The West African Health Organization says local production of anti-retroviral drugs is critical to making the drugs readily available to people with HIV/AIDS.

Less than 10 percent of the nearly six million people infected with HIV/AIDs in West Africa have access to anti-retroviral therapy (ARV), which health experts say extend life expectancy, and reduce the risk of transmission of the disease.

Professor Moussa Maiga, deputy director general of the West African Health Organization (WAHO) told a consultative meeting in Accra that local production of ARVs would both ensure quality, and lower cost of the drugs, thereby improving access.

The Accra meeting, which brings together national policy-makers, representatives of drug regulatory bodies and local pharmaceutical firms, is one of three by WAHO in the sub-region, aimed at coordinating public-private partnership to speed up local production of generic ARVs in West Africa.

Dan Botwe, deputy chief executive of Ghana's food and drug board is coordinating the meeting.

"So, this workshop is trying to come up with recommendations for governments, for the industry itself, for regulatory authorities, and for ECOWAS [Economic Community of West African States] as to how all these organizations can begin a certain approach that, at the end of the day, will make the product available in the first place, accessible in the second place and affordable," he said.

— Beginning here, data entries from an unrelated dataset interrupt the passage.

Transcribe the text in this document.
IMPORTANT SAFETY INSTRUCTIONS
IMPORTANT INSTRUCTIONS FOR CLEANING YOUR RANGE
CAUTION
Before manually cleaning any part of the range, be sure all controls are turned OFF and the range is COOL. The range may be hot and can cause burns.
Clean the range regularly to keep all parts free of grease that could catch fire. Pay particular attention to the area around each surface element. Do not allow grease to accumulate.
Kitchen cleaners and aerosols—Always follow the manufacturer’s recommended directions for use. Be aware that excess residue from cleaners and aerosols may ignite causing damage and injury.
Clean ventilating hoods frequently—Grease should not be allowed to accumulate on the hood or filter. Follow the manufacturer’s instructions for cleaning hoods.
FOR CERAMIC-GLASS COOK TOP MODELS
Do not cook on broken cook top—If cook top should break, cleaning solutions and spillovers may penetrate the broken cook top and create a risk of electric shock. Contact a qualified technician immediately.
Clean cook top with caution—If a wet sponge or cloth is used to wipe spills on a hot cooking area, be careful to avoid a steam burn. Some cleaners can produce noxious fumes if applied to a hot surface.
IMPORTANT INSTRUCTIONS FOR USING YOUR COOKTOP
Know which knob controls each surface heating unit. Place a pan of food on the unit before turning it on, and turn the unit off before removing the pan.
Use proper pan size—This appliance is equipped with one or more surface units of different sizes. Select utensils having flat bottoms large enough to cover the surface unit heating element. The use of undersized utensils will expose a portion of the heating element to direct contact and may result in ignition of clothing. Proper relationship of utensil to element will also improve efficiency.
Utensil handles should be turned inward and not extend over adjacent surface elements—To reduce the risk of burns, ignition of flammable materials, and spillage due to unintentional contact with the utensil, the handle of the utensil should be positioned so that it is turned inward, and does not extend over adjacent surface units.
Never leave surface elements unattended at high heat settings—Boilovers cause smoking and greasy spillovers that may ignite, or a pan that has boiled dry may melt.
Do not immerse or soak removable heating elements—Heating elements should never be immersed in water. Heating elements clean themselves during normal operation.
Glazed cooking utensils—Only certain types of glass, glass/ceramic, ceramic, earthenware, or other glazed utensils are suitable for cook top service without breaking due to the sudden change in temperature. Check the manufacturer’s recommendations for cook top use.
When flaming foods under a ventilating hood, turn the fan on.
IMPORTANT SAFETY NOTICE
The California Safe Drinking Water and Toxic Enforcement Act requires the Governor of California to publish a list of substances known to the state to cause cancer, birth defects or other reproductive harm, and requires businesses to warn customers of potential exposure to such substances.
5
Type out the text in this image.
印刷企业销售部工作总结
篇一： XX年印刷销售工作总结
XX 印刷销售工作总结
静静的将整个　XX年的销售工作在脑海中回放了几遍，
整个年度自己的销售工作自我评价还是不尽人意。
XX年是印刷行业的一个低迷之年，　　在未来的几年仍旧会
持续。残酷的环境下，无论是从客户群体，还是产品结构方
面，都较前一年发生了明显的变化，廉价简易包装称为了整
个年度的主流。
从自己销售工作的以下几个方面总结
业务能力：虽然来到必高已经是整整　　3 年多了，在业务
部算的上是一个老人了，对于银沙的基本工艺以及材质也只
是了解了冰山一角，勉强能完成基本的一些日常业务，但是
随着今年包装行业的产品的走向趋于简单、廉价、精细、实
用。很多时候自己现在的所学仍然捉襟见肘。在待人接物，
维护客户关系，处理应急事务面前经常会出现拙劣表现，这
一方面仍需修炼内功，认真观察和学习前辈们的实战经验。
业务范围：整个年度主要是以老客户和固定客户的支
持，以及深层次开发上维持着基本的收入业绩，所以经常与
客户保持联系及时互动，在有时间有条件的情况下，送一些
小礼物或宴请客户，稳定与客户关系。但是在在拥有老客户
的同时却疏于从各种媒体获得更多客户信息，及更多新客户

WAHO is supporting West African neighbors Benin, Nigeria and Ghana to harmonize the process of producing the HIV/AIDS drugs for the sub-region, where the drugs are currently being imported.

Botwe stressed the importance of coordinating resources.

"Obviously, the market size is bigger," he added. "There will be a market available for whichever local manufacturer, or manufacturers, are able to produce these things [anti-retroviral drugs] at acceptable quality, acceptable safety and efficacy, under a regime where they do not infringe on any international trade regulations or conventions."

The Global Fund supports national governments in developing countries to supply anti-retroviral therapy to AIDS suffers at a subsidized price. However, the Fund requires that the drugs and the manufacturers meet World Health Organization certification.